Italian energy services group Saipem said it was unable to provide guidance for the year due to the ongoing health pandemic after it missed earnings expectations, sending its shares down around 9%.
“2021 is certainly not a back to normal year,” Chief Executive Stefano Cao said in a conference call on results.
“We don’t expect any improvement in the outlook before the second half of the year,” he said.
Global lockdowns caused by the COVID-19 pandemic have throttled demand for oil and gas, prompting oil majors to slash investment and defer projects to conserve cash.
Saipem, whose order backlog comprises 90% oil and gas, posted a net loss in the fourth quarter of 120 million euros ($146 million), below a Refinitiv forecast for a loss of 52 million euros.
For the year it swung to a net loss of 1.136 billion euros in 2020 after a series of writedowns, including on drilling assets, from a 12 million euro profit a year earlier.
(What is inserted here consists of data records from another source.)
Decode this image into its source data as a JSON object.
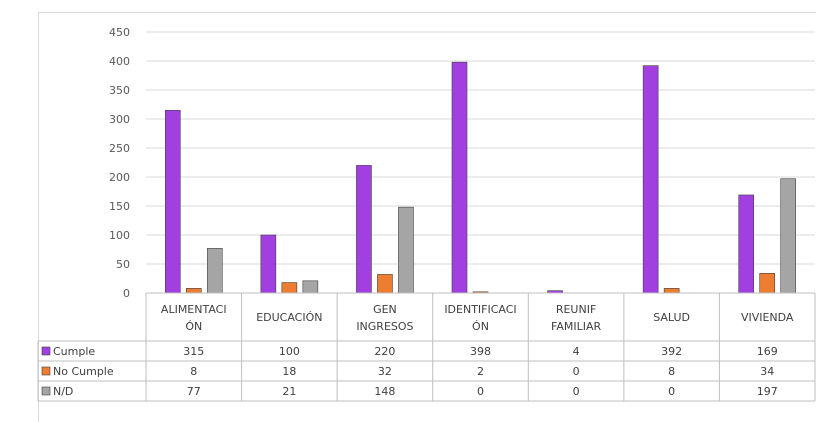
{
  "chart_data": {
    "type": "bar",
    "title": "",
    "xlabel": "",
    "ylabel": "",
    "ylim": [
      0,
      450
    ],
    "yticks": [
      0,
      50,
      100,
      150,
      200,
      250,
      300,
      350,
      400,
      450
    ],
    "grid": true,
    "legend": "data-table-left",
    "categories": [
      [
        "ALIMENTACI",
        "ÓN"
      ],
      [
        "EDUCACIÓN"
      ],
      [
        "GEN",
        "INGRESOS"
      ],
      [
        "IDENTIFICACI",
        "ÓN"
      ],
      [
        "REUNIF",
        "FAMILIAR"
      ],
      [
        "SALUD"
      ],
      [
        "VIVIENDA"
      ]
    ],
    "series": [
      {
        "name": "Cumple",
        "color": "#a23fe0",
        "values": [
          315,
          100,
          220,
          398,
          4,
          392,
          169
        ]
      },
      {
        "name": "No Cumple",
        "color": "#ed7d31",
        "values": [
          8,
          18,
          32,
          2,
          0,
          8,
          34
        ]
      },
      {
        "name": "N/D",
        "color": "#a5a5a5",
        "values": [
          77,
          21,
          148,
          0,
          0,
          0,
          197
        ]
      }
    ]
  }
}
It said levels of activity this year would be fully impacted by fallout from the pandemic which would weigh on margins but added adjusted core earnings would be in line with last year thanks to a sizeable order backlog.
New orders last year fell 50% on the year to 8.7 billion euros but the order backlog improved slightly to 22.4 billion euros.
“The focus today, and a negative driver, …will be >20% downgrade potential for 2021 EBITDA due to initial guidance for ‘a level similar to 2020′”, broker Jefferies said.
At 1104 GMT Saipem shares were down 8.7%.
A market leader in subsea exploration and construction, Saipem is looking to develop new lines of business to meet an increasing client focus on green technologies, including offshore wind, carbon capture and hydrogen.
Some analysts are concerned margins on new green businesses could be lower than its traditional oil and gas engineering services.
Saipem, jointly controlled by oil major Eni and state lender CDP, said it was committed to reducing greenhouse gas emissions by 50% by 2035 for Scope 1 and Scope 2 emissions.
Scope 1 refers to emissions from a company’s direct operations, such as a diesel generator on an offshore platform, and Scope 2 are emissions from the power a company uses for its operations, such as gas-powered electricity purchased.
Saipem said it aimed to be carbon net zero in 2025 for Scope 2 emissions.